I still remember when I was four or five years old, being taken to a hair salon to wait while my mother had her hair done. I was soon bored since I couldn’t read the magazines and TV soaps were no entertainment for me. Mercifully, for those ladies and for myself, my mother allowed me to go outside and play on the front porch of the place.
A soft white rock made a half decent marker, and ever the little artist, I used one to make a few drawings on their small concrete porch, as I sat next to the railing to stay out of the way of anyone coming and going through their door.
The hand rail was like a little fence, with bars spaced a consistent distance apart, and after a while I noticed the spacing was just about the size of my head, or so it looked. And out of curiosity, I tried putting my head through the bars. It was a tight fit, but I was sure that distance fit my head and I pressed a little harder. To my satisfaction, with some effort my head went through the bars, and I smiled at how well I had sized things up.
The smile soon left my face, when, for the first time in my life, I realized I had a one-way head. It had certainly gone through those bars, but, no matter how hard I tried, it was not coming out.
“Mommy! Mommy!” I cried. And the screaming and hollering soon gathered an audience, which included my mother, and most of the current occupants of that hair salon. And all the women there, from blue-haired grannies to young and capable mothers, could not get this little boy’s big head back through those bars.
Someone suggested they go next door and get big Mr. Henry, the TV repairman, to come and extract the little animal from his trap, and that’s what they did. Henry soon sized up the situation and, being a father himself, figured there was a lesson to learn here and he intended to teach it.
After some dramatic heaving, and prying, all to no avail, Mr. Henry said that it might be hopeless. Though he could get me out, he might have to cut my head off to do so. “Mommy!” I wailed.

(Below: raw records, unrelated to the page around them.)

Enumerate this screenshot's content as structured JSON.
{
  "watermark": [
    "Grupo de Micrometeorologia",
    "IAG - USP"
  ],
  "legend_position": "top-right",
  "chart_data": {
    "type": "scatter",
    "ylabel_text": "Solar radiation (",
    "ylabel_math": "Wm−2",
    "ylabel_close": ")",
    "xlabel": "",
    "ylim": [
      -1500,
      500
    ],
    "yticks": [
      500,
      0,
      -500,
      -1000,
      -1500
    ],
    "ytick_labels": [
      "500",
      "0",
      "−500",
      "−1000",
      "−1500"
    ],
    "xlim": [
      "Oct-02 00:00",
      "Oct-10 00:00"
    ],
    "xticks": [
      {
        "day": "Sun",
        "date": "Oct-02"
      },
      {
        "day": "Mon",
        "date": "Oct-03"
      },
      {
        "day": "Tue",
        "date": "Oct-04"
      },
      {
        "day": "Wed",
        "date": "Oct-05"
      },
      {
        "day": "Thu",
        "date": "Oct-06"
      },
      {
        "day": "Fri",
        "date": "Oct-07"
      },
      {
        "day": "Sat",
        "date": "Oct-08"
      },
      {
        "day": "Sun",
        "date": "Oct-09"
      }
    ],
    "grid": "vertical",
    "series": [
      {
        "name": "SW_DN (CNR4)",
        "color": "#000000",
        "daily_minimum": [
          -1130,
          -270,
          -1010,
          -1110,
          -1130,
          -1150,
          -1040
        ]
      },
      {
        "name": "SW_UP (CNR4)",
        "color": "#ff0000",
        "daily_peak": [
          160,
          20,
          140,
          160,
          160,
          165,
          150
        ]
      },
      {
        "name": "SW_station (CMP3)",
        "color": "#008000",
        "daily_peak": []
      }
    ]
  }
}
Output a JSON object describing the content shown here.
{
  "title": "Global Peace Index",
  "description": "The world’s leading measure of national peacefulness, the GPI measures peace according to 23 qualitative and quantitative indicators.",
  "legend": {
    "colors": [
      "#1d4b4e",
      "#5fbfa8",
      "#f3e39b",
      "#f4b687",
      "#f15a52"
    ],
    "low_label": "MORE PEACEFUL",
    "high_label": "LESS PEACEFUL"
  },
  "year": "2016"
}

“Let me try some more,” said Mr. Henry, seeming a bit more determined. After more struggling and heaving and tugging at those tear streaked bars, they seemed to give just a little and then he stopped. “I think I can get him out, and may only have to cut off his ears,” he said encouragingly.
“Waaah… Waaah, Momme-e-e-e-e!” I cried, not the least bit consoled over losing only my ears.
“Ladies, I have an idea. Go inside and get some soap, then suds up the little feller’s ears, and I’ll pry the bars apart while some of ya’ll pull.” And within a minute of that constructive advice I was free at last and wrapped around my mom’s legs staring wearily at Mr. Henry.
The big man smiled at me, and gently said, “Son, from here out you might want to be a lot more careful about poking your little head somewhere it doesn’t belong. You only got one.”
So, I have no excuse or explanation, having been taught this lesson so forcefully, and at such a young age, for the many times I’ve stuck my neck out and done something foolish over the years, especially the foolish things I’ve done in the sign business. It’s a wonder that my head, and my ears, are still safely in place, but there have been some close calls.
Like the time I took a client’s assurance that he knew there was nothing buried anywhere close to where his sign was going, and promptly dug into, but not through, a natural gas pipeline, narrowly saving my head and ears once more. Or the time another customer talked me into using my small ladder-crane, capable of lifting a few hundred pounds, to pick up an air conditioning compressor weighing 1,000 pounds or more. That incident did not end well. Physically I missed becoming a casualty, but my bank account certainly was severely wounded.
I’ve poked my head in places it didn’t need to go by taking on work I had no experience in, and no business doing. More than once, to meet a customer’s timeframe, I’ve fought the wind and the weather to my own peril, when a hesitation of only a day or two would have made these jobs much easier and much safer. Though it took a ridiculously long time to be able to say this honestly, at the ripe old age of 56, I’m not young and dumb any longer.
I hope you aren’t either, and you never let your clients, and their perceived deadlines, coerce you into doing anything unsafe, unwise or beyond your capabilities. After all, we have no body parts to spare at any age, and a little soap and bubbles won’t extract us from the traps we let ourselves get into. So, always call before you dig, always be extra careful, and teach your employees to do the same. Have a great month.